It was a devotion born on unending ribbons of desolate Alberta roads, fostered through hundreds of cold mornings, bad coffee and truck-stop diners.
It was nurtured through countless frigid nights spent in remote, wind-whipped prairie rinks.
Month after year there were kids' competitions, examinations and practising on judging panels.
Fifteen years it took Jodi Abbott to get from Edson, Alta. -- a pimple on the map outside of Edmonton -- to the big leagues. Her reward? She gets booed and second-guessed and doesn't earn a penny for the privilege.
Welcome to the elite world of the figure skating judge.

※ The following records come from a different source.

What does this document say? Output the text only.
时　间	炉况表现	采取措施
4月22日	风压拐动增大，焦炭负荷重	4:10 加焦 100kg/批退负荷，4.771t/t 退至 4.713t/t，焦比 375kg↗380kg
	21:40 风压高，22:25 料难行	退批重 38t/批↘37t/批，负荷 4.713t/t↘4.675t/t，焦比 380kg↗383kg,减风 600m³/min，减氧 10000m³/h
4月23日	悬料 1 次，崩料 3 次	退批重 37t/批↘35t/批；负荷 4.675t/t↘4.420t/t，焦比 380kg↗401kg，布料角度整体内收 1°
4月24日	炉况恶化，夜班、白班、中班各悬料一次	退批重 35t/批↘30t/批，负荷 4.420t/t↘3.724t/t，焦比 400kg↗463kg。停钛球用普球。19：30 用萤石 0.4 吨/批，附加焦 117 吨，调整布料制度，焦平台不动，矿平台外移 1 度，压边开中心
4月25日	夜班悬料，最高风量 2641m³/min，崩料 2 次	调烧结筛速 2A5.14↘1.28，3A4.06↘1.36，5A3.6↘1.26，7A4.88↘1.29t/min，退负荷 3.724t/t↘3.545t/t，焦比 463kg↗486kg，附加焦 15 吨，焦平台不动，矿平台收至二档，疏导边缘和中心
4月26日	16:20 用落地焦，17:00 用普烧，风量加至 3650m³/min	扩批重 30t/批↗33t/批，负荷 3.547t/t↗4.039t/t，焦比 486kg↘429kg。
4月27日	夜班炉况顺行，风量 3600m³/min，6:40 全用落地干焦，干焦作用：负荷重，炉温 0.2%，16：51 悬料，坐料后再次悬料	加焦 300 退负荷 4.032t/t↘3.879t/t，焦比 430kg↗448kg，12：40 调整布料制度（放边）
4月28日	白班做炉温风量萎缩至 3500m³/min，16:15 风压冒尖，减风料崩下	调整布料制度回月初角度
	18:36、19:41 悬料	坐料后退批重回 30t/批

"You do have to learn to have a thick skin," said Abbott, who is in London working the national championships. "Most judges are like myself. We're former skaters and you reach a point when you decide skating isn't going to be a career ... this is one way of staying in the sport."
Abbott holds a PhD in psychology and works for the Alberta health department. Which probably helps when an arena full of people are screaming that she is, no doubt, blind as well as a numskull. "On occasion I've had our whole judging panel get booed. A lot of it is a lack of understanding by fans about the technical aspects. As a judge you just have to be confident in your ability and decisions."
Abbott has been judging for 24 years -- seven at the national and international levels. "Most of us start out in small arenas in front of mom and grandma, judging kids just starting."
Judges often put in 15 years before even being considered for an international panel.
"It's a huge commitment," Abbott said. "Sometimes people don't understand, it's all volunteer, the only money you get is to cover expenses."
So what's the motivation? "It's having a love for the sport and knowing you're doing a very important job making sure the right decisions are made. There's satisfaction in knowing you're keeping integrity in the sport."
That integrity took a hit after the scandals of the Salt Lake Olympics. This year, the International Skating Union adopted a new scoring system that has been met by applause from judges such as Abbott -- as well as skaters and coaches.
"The judging (scandal) didn't help the sport's popularity but maybe it was the best thing that ever happened to the sport," coach Doug Leigh said. "Under the old system, none of us bitched about it too much. We just worked our way through it and said: 'You know you just can't put the best guy down for long.' But before, if you were in seventh place there was no way you could win. Now, you can. It's like hockey, you can have a bad first period, but still have a chance to win."
The old system, where a skater was deducted points for mistakes and awarded an ethereal mark out of 6.0, is history. It's the best thing to happen to judging since East Bloc countries stopped passing brown, unmarked envelopes back and forth. "It's easier for the judges," Abbott said. "It's more black and white."
Now skaters start at zero. "Each element is assigned a certain number of points. Depending on how a skater completes each element their points either go up or down," Abbott said. "The new system is more understandable for the public. If a skater falls he may only get two out of the 10 points for that element but if they score well in other areas it's obvious to fans why that skater should still win."
Not to mention, why it should save a judge a razzing.
Skaters love it because after each skate they get a list of the scores they receive for five program components: Skating skills, transitions, performance execution, interpretation and choreography.
"As a skater you're able to take something from every competition and see where you have to improve," Jeff Buttle said. "Under the old system it was: 'Okay, here are your marks.' But what does that mean? A lot of times you just didn't know where exactly you went wrong."
In theory it rewards the complete skater but not necessarily the most dynamic or flamboyant. "It's an advantage for me," said Buttle, who doesn't include a quad in his program. "But I think it's about time that we've been rewarded for that extra effort we put in on other things like skating skills and choreography that didn't get as much recognition before."
All of which, Abbott said, is what the sport should be about anyway. "The new system reflects the best overall performance of the day. Now a completely unknown skater can come in and do the performance of his life and end up winning."
Imagine: Figure skating where they can't announce the winners before the event? It's this kind of revolutionary thinking that might just save the sport -- and keep a judge's ears from burning.